The saying that time is a great healer seems to be true even amongst the survivors of the horror which struck the coastal strip of East Pakistan on November 13.
SV Wrecked house among palms
MV Tin shack PAN TO man rebuilding hut
CU Man at work
MV Man working PAN erected shelter
SV & MV Man knocking iron sheet into place on house
AV Disaster area & floods
SV People watching helicopter land
MV & LV Helicopter landing (3 shots)
GV Hercules aircraft parachuting supplies
MV & CU Goods being piled up (4 shots)
CU Supplies being collected and loaded onto ferries (3 shots)

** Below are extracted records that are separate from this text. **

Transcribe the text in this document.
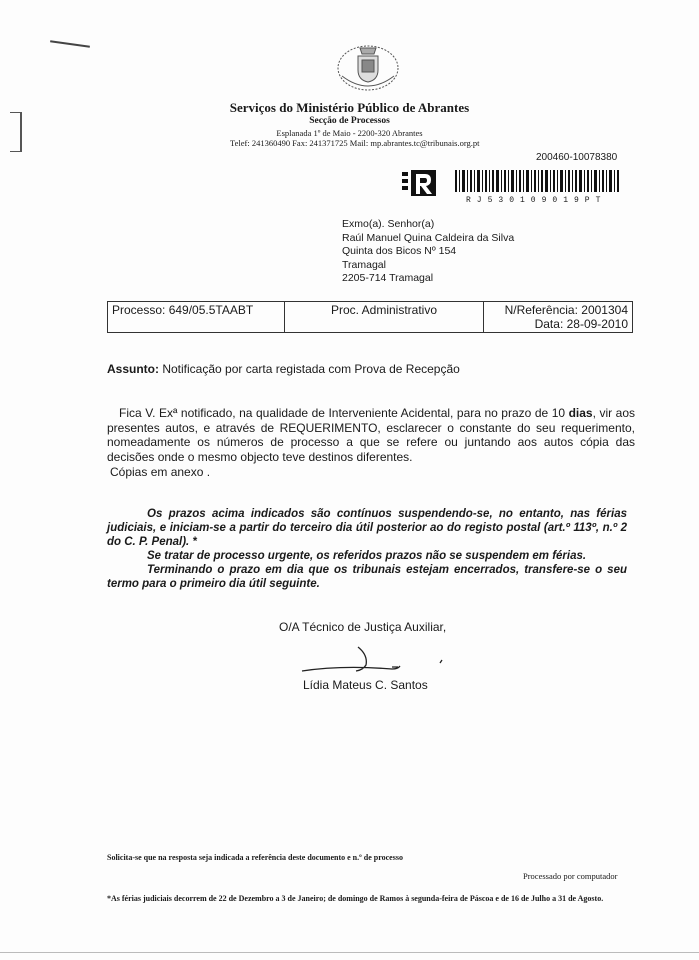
Serviços do Ministério Público de Abrantes
Secção de Processos
Esplanada 1º de Maio - 2200-320 Abrantes
Telef: 241360490 Fax: 241371725 Mail: mp.abrantes.tc@tribunais.org.pt
200460-10078380
RJ530109019PT
Exmo(a). Senhor(a)
Raúl Manuel Quina Caldeira da Silva
Quinta dos Bicos Nº 154
Tramagal
2205-714 Tramagal
Processo: 649/05.5TAABT	Proc. Administrativo	N/Referência: 2001304
Data: 28-09-2010
Assunto: Notificação por carta registada com Prova de Recepção

Fica V. Exª notificado, na qualidade de Interveniente Acidental, para no prazo de 10 dias, vir aos presentes autos, e através de REQUERIMENTO, esclarecer o constante do seu requerimento, nomeadamente os números de processo a que se refere ou juntando aos autos cópia das decisões onde o mesmo objecto teve destinos diferentes.

Cópias em anexo .

Os prazos acima indicados são contínuos suspendendo-se, no entanto, nas férias judiciais, e iniciam-se a partir do terceiro dia útil posterior ao do registo postal (art.º 113º, n.º 2 do C. P. Penal). *

Se tratar de processo urgente, os referidos prazos não se suspendem em férias.

Terminando o prazo em dia que os tribunais estejam encerrados, transfere-se o seu termo para o primeiro dia útil seguinte.

O/A Técnico de Justiça Auxiliar,
Lídia Mateus C. Santos
Solicita-se que na resposta seja indicada a referência deste documento e n.º de processo
Processado por computador
*As férias judiciais decorrem de 22 de Dezembro a 3 de Janeiro; de domingo de Ramos à segunda-feira de Páscoa e de 16 de Julho a 31 de Agosto.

Initials BB/BOB/SGM/0230 BB/BOB/SGM/0301
Script is copyright Reuters Limited. All rights reserved
Background: The saying that time is a great healer seems to be true even amongst the survivors of the horror which struck the coastal strip of East Pakistan on November 13. On that day a savage cyclone tore through the land followed by a massive tidal wave. Thousands were killed, thousands left homeless. The countryside was ravished, crops destroyed, livestock killed. Hundreds of thousands were left starving. Yet little more than two weeks later, the people of this land are rebuilding. Supplies, at last are reaching them. There is hope again.
Throughout the devastated area people are rebuilding their homes. Primitive though the shacks may be, they at least provide shelter.
Even more important is the fact that supplies are now reaching those who so desperately need them. Food, clothing, blankets and the essentials to sustain life are flowing in.
Among the many rescue squads and task forces from all over the world which are now opera ting in the disaster region are men of the British Royal Marines and Royal Navy Fleet Air Arm. These servicemen are covering a huge area with helicopters and shallow-draught boats. They are based at Patuakhali, but have established forward store depots in distressed area from which they can be more easily distributed.
The British Royal Air Force is also much in evidence. Hercules freighter aircraft constantly carry out airlift missions, parachuting supplies deep into the worst hit zones.
The final death toll resulting from the disaster is still not known - it may never be; many corpses still lie rotting in the fields and on river banks, but unofficial estimates believe that the number of dead may exceed a quarter-of-a-million.
Yet, even in the midst of all this horror, the people of disaster struck East Pakistan fight to live - and are rebuilding to prove their tenacious desire for life.